Schon in seiner ersten Amtszeit mit der Entscheidung, den US-Botschaftssitz nach Jerusalem zu verlegen, bekannte er sich dazu, dass die multiethnische und multireligiöse Stadt in jüdischer Hand verbleiben soll. In zukünftigen Verhandlungen über politische Perspektiven einer Zwei-Staaten-Lösung wird dies eine schwere Hypothek sein. Hinzu kommt die laxe Einstellung der Trump-Administration zu dem massiv fortgesetzten Landraub radikaler Siedler in der Westbank.

Was bei dem Peacedeal à la Trump auffällt: Er macht einen weiten Bogen um die UNO. Er lässt seine Emissäre – Steve Witkoff und seinen Schwiegersohn Jared Kushner – mit der Terrororganisation Hamas verhandeln, ohne die eigentlich völkerrechtlich dazu legitimierte palästinensische Autonomiebehörde mit einzubeziehen. Der vom Programm verkündete «ewige Friede in Nahost», das legt die Gesamtbetrachtung seiner nahöstlichen Politik nahe, liegt in weiter Ferne.

BENJAMIN NETANYAHU

Mitten in der Schockstarre, die das Land nach der Ermordung des Premierministers Jitzchak Rabin 1995 prägte, gelangte der Langzeitpremier Benjamin Netanyahu an die Macht, dessen Amtszeit nur für kurze Episoden unterbrochen wurde. Die allgemeine gesellschaftliche Erschütterung nach der Ermordung Rabins durch einen rechtsextremistischen Siedler brachte die Likud-Partei mit ihrer deutlich konservativen und sicherheitsorientierten Linie an die Macht. Statt einer Zwei-Staaten-Lösung standen von da an die Zeichen auf eine deutliche Ausdehnung der Siedlungen in der Westbank.

Israels Machiavelli

Im Laufe der Jahre radikalisierte sich Netanyahu und war am Schluss darauf angewiesen, sich dank einer Koalition mit rechtsextremen und ultraorthodoxen Kleinparteien eine knappe Mehrheit zu sichern. Dank dem Vergeltungskrieg gegen Hamas, der sich vom ersten Tag völkerrechtswidrig gegen die Zivilbevölkerung im Gaza-Streifen richtete, gelang es ihm, dem anstehenden Korruptionsprozess zu entgehen. Seine Popularität war zudem nach dem 7. Oktober auf dem Tiefstand. Denn dass das grösste Massaker an Juden nach dem industriellen Massenmord der Nazis stattfinden konnte, war direkt verknüpft mit der machiavellistischen Politik Netanyahus. Jahrzehntelang förderte er die Hamas als Gegenspieler zur PLO Arafats, erlaubte den Kataris Milliarden von Dollar in den Gaza zu pumpen, von dem ein grosser Teil für labyrinthische Tunnelsysteme wie auch für Raketenproduktionsstätten abgezweigt wurde.

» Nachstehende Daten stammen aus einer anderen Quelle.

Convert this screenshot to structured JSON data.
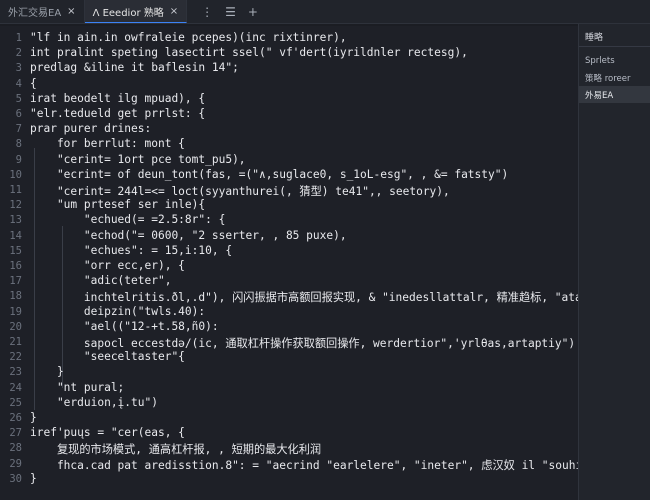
{
  "tabs": [
    {
      "label": "外汇交易EA",
      "close": "×"
    },
    {
      "label": "Λ Eeedior 熟略",
      "close": "×"
    }
  ],
  "tab_actions": [
    "⋮",
    "☰",
    "+"
  ],
  "panel": {
    "title": "睡略",
    "items": [
      "Sprlets",
      "策略 roreer",
      "外易EA"
    ]
  },
  "code_lines": [
    "\"lf in ain.in owfraleie pcepes)(inc rixtinrer),",
    "int pralint speting lasectirt ssel(\" vf'dert(iyrildnler rectesg),",
    "predlag &iline it baflesin 14\";",
    "{",
    "irat beodelt ilg mpuad), {",
    "\"elr.tedueld get prrlst: {",
    "prar purer drines:",
    "    for berrlut: mont {",
    "    \"cerint= 1ort pce tomt_pu5),",
    "    \"ecrint= of deun_tont(fas, =(\"∧,suglace0, s_1oL-esg\", , &= fatsty\")",
    "    \"cerint= 244l=<= loct(syyanthurei(, 猜型) te41\",, seetory),",
    "    \"um prtesef ser inle){",
    "        \"echued(= =2.5:8r\": {",
    "        \"echod(\"= 0600, \"2 sserter, , 85 puxe),",
    "        \"echues\": = 15,i:10, {",
    "        \"orr ecc,er), {",
    "        \"adic(teter\",",
    "        inchtelritis.ðl,.d\"), 闪闪振据市高额回报实现, & \"inedesllattalr, 精准趋标, \"ataliate\"),",
    "        deipzin(\"twls.40):",
    "        \"ael((\"12-+t.58,ñ0):",
    "        sapocl eccestdə/(ic, 通取杠杆操作获取额回操作, werdertior\",'yrlθas,artaptiy\")",
    "        \"seeceltaster\"{",
    "    }",
    "    \"nt pural;",
    "    \"erduion,į.tu\")",
    "}",
    "iref'puųs = \"cer(eas, {",
    "    复现的市场模式, 通高杠杆报, , 短期的最大化利润",
    "    fhca.cad pat aredisstion.8\": = \"aecrind \"earlelere\", \"ineter\", 虑汉奴 il \"souhiner())",
    "}"
  ]
}
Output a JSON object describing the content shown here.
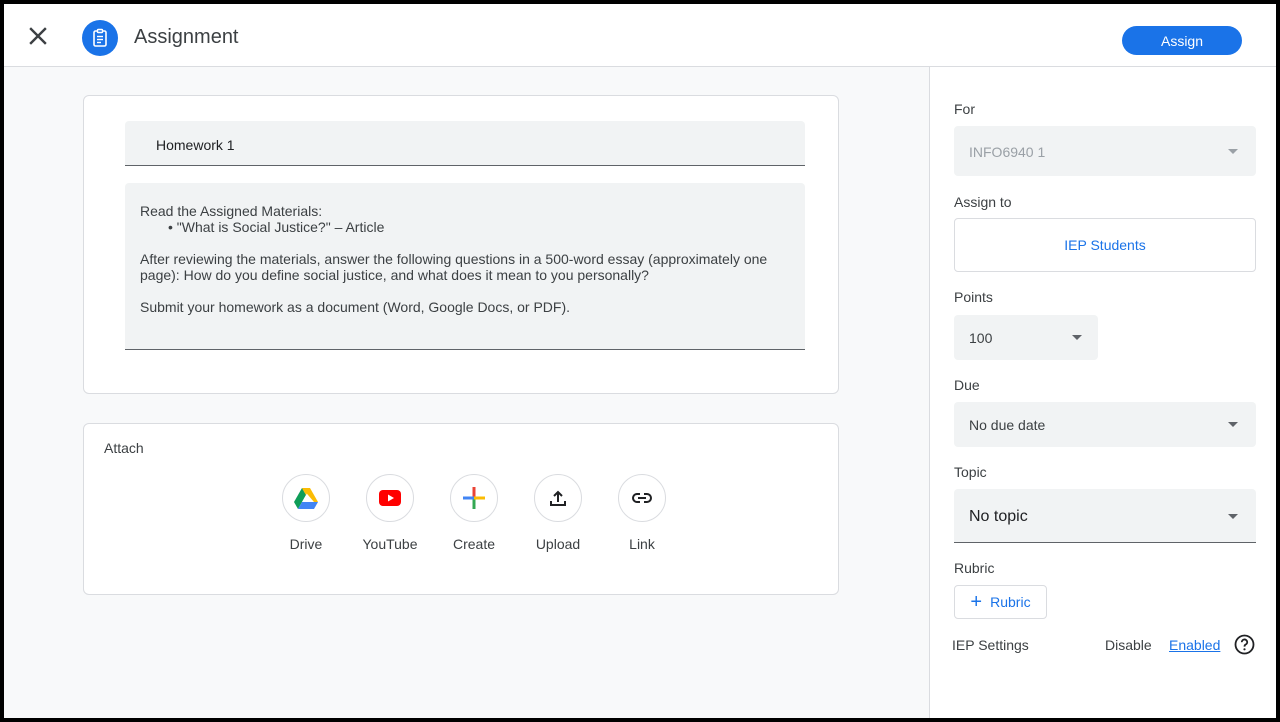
{
  "header": {
    "title": "Assignment",
    "assign_label": "Assign"
  },
  "details": {
    "title_value": "Homework 1",
    "description_lines": [
      "Read the Assigned Materials:",
      "•  \"What is Social Justice?\" – Article",
      " After reviewing the materials, answer the following questions in a 500-word essay (approximately one",
      "page): How do you define social justice, and what does it mean to you personally?",
      "Submit your homework as a document (Word, Google Docs, or PDF)."
    ]
  },
  "attach": {
    "label": "Attach",
    "items": [
      {
        "label": "Drive",
        "icon": "drive-icon"
      },
      {
        "label": "YouTube",
        "icon": "youtube-icon"
      },
      {
        "label": "Create",
        "icon": "plus-icon"
      },
      {
        "label": "Upload",
        "icon": "upload-icon"
      },
      {
        "label": "Link",
        "icon": "link-icon"
      }
    ]
  },
  "sidebar": {
    "for_label": "For",
    "for_value": "INFO6940 1",
    "assign_to_label": "Assign to",
    "assign_to_value": "IEP Students",
    "points_label": "Points",
    "points_value": "100",
    "due_label": "Due",
    "due_value": "No due date",
    "topic_label": "Topic",
    "topic_value": "No topic",
    "rubric_label": "Rubric",
    "rubric_button": "Rubric",
    "iep_label": "IEP Settings",
    "iep_disable": "Disable",
    "iep_enabled": "Enabled"
  },
  "colors": {
    "accent": "#1a73e8"
  }
}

Mit den zumindest auf den ersten Blick erfolgreichen Militärschlägen gegen die islamistische Hisbollah im Libanon und die Atomanlagen im Iran stieg die Popularität Netanyahus wieder. Aber schon bei den gemeinsamen Attacken auf den Iran zeigte sich, dass Netanyahu nicht losgelöst von der Trump-Administration agieren konnte. Denn Trump befahl das Ende des Kriegs und als die israelische Luftwaffe weiter bombte, kam das ultimative Stoppzeichen aus Washington.

In seinem Kampf ums politische Überleben muss er nun das Narrativ durchsetzen: Hamas ist zerschlagen und entwaffnet. Er muss gleichzeitig begründen, dass er im Interesse der Staatsräson kompromisslos gegenüber Hamas blieb, auch wenn dies für eine grosse Zahl der Geiseln der Tod bedeutete. Falls Netanyahu die nächsten Wahlen gewinnt, setzt sich die massive Expansion der Siedler in der Westbank fort und könnten auch ähnlich wie im Westjordanland wieder neue Siedlungen in Gaza entstehen. Aber auch ohne Netanyahu sind die traumatisierten Israelis und Palästinenser verbunden in der Liebe zum Hass. Die gegenseitigen Ressentiments, die auf beiden Seiten in der Mitte der Gesellschaft verbreitet sind, lassen leider wenig Spielraum für die Vision einer friedlichen Koexistenz.

HAMAS

Es wird für Historikerinnen und Historiker später schwierig, einmal die Hintergründe des menschenverachtenden Massakers an 1250 jüdischen Menschen auszuleuchten. Die Frage, ob die Scheichs von Katar oder die Ajatollahs vom Iran vor dem 7. Oktober 2023 von dem monströsen Vernichtungsplan wussten, werden wir vielleicht nie beantworten können. Ob die Massenvergewaltigungen israelischer Frauen angeordnet oder spontan waren, getrieben von nationaler toxischer Männlichkeit einer patriarchalischen Kultur, werden vielleicht reuige Hamas-Terroristen enthüllen.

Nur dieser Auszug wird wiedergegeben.